Does drinking alcohol keep the bladder and prostate cancer away?

September 30, 2004

Drinking alcohol may play a role in preventing the two most common urologic cancers, according to two recently published studies funded by the National Cancer Institute.

Drinking alcohol may play a role in preventing the two most common urologic cancers, according to two recently published studies funded by the National Cancer Institute.

In a large study from Boston University, researchers found that drinking any kind of alcohol is not associated with an increased risk of bladder cancer, and that drinking beer may actually be associated with a lower risk of the disease (Journal of the National Cancer Institute 2004; 96:1397-400).

Researchers analyzed data from more than 10,000 participants in the Framingham Heart Study.

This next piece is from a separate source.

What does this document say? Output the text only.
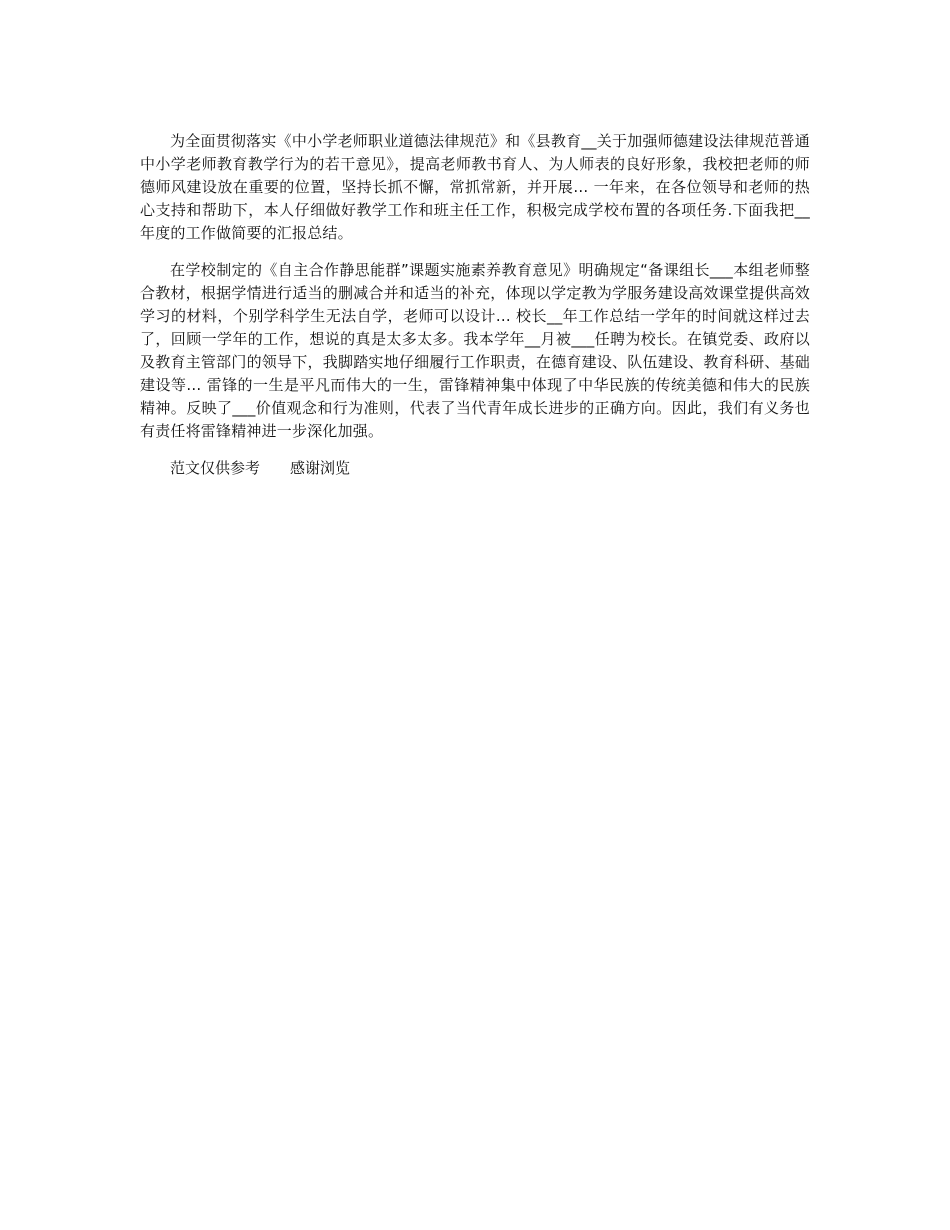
为全面贯彻落实《中小学老师职业道德法律规范》和《县教育__关于加强师德建设法律规范普通中小学老师教育教学行为的若干意见》，提高老师教书育人、为人师表的良好形象，我校把老师的师德师风建设放在重要的位置，坚持长抓不懈，常抓常新，并开展... 一年来，在各位领导和老师的热心支持和帮助下，本人仔细做好教学工作和班主任工作，积极完成学校布置的各项任务.下面我把__年度的工作做简要的汇报总结。

在学校制定的《自主合作静思能群”课题实施素养教育意见》明确规定“备课组长___本组老师整合教材，根据学情进行适当的删减合并和适当的补充，体现以学定教为学服务建设高效课堂提供高效学习的材料，个别学科学生无法自学，老师可以设计... 校长__年工作总结一学年的时间就这样过去了，回顾一学年的工作，想说的真是太多太多。我本学年__月被___任聘为校长。在镇党委、政府以及教育主管部门的领导下，我脚踏实地仔细履行工作职责，在德育建设、队伍建设、教育科研、基础建设等... 雷锋的一生是平凡而伟大的一生，雷锋精神集中体现了中华民族的传统美德和伟大的民族精神。反映了___价值观念和行为准则，代表了当代青年成长进步的正确方向。因此，我们有义务也有责任将雷锋精神进一步深化加强。

范文仅供参考 感谢浏览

At a mean follow-up of 27 years, the researchers found no statistically significant association between bladder cancer and alcohol consumption among 126 incident cases of bladder cancer. Subjects who drank more than four beers per week were 50% less likely to develop the disease than those who did not, reported lead author Luc Dujoussé, MD.

In a second study, led by investigators at Fred Hutchinson Cancer Research Center in Seattle, drinking a glass of red wine a day appeared to cut the risk of prostate cancer in half. The protective effect seems to be strongest against the most aggressive forms of the disease, the researchers reported last week in the online edition of the International Journal of Cancer.

"We found that men who consumed four or more glasses of red wine per week reduced their risk of prostate cancer by 50%," said lead author Janet L. Stanford, PhD. "Among men who consumed four or more 4-ounce glasses of red wine per week, we saw about a 60% lower incidence of the more aggressive types of prostate cancer."

The 1,456 study participants were relatively young, aged 40 to 64 years; about half were newly diagnosed prostate cancer patients, and the rest were healthy controls. Overall alcohol consumption showed no clear association with prostate cancer risk, but each additional glass of red wine consumed per week showed a statistically significant 6% decrease in relative risk (OR=0.94; 95% CI=0.90-0.98).